Il fallait en effet l'imagination d'un poète pour faire le lien entre deux phénomènes majeurs apparus au XX' siècle : aurait-on sans cela perçu la richesse née de leur rapprochement ? Ce siècle, qui est devenu celui de l'image animée, est aussi celui du formidable développement de la ville, de l'apparition de ce que l'on appelle "les mégapoles". Dès lors, l'image animée n'était-elle pas le meilleur support pour rendre compte du phénomène urbain ?
A partir de 1980, et sous l'impulsion initiale de Pierre Emmanuel, allait ainsi se constituer une "mémoire vivante de Paris" : mémoire visuelle et sonore, qui permet de rendre compte de chacun des aspects de la ville et de ses transformations : architecturales, sociales, politiques, culturelles, économiques,...
Cette mémoire devait être riche, vivante, accessible à tous, de façon systématique au fur et à mesure qu'elle se constituait. Trois activités principales ont donc été définies :
Le fonds d'images de la Vidéothèque de Paris a été entièrement constitué en quelques années. A défaut d'une collection préexistante ou d'un dépôt fondateur, il s'appuie donc sur une démarche très volontariste : il n'est pas un seul document qui n'ait été choisi délibérément, pour la place qu'il occupe dans un ensemble. Des stratégies de recherche sont menées systématiquement : dépouillement de filmographies, détection dans les journaux de programmes, contacts réguliers avec les producteurs et les diffuseurs, recherche des ayants droit et matériels des oeuvres perdues. Nous disposons ainsi d'un "vivier" de titres (cinéma et télévision), à partir duquel se définissent nos acquisitions, en fonction de trois principes :
Malgré cette démarche rationnelle, une réelle subjectivité est de mise, pourvu qu'elle s'exerce dans le sens de la cohérence thématique présente ou à venir. Ce relatif arbitraire, qui permet par exemple de saisir des opportunités d'acquisition ou de préfigurer des évolutions du fonds, est tempéré par un important travail d'équipe des documentalistes, la cohérence étant par ailleurs assurée par la présence quasi-constante du Directeur des archives et de la programmation.
A l'exception des dons (provenant en majorité de l'étranger : Japon, USA notamment) et des dépôts (films publicitaires, bandes annonces), chaque film fait l'objet d'un contrat de cession de droits non commerciaux et non exclusifs pour l'utilisation par la Vidéothèque de Paris, pendant une période déterminée, d'une copie sur le support d'origine (35mm ou 16mm) et des copies vidéographiques de consultation.

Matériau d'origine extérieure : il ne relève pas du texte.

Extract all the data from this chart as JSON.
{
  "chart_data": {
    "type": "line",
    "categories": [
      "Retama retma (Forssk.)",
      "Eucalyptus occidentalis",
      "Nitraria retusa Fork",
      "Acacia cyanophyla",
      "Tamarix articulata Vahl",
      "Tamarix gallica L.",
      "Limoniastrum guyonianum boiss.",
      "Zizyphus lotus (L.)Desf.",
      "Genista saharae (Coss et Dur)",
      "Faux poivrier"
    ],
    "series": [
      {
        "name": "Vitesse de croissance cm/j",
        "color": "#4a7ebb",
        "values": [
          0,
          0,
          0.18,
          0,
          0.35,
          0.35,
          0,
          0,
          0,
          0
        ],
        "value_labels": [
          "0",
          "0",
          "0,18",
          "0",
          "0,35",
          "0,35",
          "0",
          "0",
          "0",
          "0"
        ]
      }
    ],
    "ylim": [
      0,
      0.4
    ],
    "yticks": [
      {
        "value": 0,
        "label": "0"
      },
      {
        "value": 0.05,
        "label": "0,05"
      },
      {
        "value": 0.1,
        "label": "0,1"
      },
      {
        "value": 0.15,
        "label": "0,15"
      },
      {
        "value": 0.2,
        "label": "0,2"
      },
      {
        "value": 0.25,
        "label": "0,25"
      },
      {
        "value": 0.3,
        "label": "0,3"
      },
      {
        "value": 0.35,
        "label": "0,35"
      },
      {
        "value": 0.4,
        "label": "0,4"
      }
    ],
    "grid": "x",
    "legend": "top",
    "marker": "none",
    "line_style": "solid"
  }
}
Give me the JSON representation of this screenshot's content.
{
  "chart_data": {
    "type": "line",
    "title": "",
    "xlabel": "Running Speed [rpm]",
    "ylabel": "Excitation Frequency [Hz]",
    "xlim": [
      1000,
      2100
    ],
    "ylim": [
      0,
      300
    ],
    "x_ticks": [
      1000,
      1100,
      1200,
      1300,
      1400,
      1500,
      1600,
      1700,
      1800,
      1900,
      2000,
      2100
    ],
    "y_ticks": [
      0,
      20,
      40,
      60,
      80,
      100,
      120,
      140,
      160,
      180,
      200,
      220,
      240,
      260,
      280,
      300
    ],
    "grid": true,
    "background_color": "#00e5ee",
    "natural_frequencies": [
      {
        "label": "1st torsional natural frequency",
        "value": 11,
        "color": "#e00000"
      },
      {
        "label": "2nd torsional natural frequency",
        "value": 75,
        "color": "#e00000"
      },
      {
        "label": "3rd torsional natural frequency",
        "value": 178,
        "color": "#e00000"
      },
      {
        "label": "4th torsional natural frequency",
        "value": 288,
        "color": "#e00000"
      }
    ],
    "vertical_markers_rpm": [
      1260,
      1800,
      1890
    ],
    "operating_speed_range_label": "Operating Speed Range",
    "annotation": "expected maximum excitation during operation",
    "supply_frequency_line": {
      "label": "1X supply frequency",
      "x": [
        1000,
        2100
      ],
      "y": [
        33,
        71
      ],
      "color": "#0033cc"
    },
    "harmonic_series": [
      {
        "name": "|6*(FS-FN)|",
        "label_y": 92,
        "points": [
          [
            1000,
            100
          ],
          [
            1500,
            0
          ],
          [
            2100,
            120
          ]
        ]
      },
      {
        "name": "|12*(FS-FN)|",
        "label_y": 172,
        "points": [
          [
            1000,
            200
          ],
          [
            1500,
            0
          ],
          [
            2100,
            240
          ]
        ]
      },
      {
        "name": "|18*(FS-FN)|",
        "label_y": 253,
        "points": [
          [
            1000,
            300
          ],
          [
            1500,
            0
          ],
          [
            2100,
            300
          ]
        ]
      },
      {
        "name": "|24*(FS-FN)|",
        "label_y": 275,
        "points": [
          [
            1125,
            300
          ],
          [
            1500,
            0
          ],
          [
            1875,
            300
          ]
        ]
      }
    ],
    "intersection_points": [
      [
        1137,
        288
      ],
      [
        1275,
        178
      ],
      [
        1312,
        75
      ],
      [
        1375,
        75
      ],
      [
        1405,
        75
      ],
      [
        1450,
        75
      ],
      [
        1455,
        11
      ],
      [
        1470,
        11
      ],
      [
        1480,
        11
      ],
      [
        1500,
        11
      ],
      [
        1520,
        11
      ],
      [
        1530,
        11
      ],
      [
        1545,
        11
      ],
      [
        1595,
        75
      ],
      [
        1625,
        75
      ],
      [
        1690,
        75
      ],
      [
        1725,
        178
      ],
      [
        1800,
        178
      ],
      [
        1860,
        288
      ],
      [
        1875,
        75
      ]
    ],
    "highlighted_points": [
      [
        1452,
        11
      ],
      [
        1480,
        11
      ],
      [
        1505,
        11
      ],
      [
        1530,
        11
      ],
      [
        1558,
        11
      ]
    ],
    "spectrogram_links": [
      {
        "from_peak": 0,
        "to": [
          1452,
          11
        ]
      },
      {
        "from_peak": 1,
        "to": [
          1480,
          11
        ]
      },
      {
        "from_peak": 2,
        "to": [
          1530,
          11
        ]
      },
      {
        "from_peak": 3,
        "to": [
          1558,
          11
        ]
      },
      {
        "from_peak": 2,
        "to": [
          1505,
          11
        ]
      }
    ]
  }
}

Aujourd'hui riche de 4 500 titres (2700 heures de projection environ), ce fonds s'accroit encore chaque année de 400 titres, acquis auprès de l'ensemble des producteurs et ayants droit, en France et à l'étranger.
Lieu public ouvert à tous, la Vidéothèque de Paris se devait de proposer un système facilement utilisable par un public non spécialisé, et cependant capable de répondre à des demandes précises et diverses. Il fallait minimiser, autant que possible, la naturelle réticence du public à l'utilisation des outils informatiques. Il fallait affirmer la vocation "comparative" du fonds, inciter le public à voyager dans les images.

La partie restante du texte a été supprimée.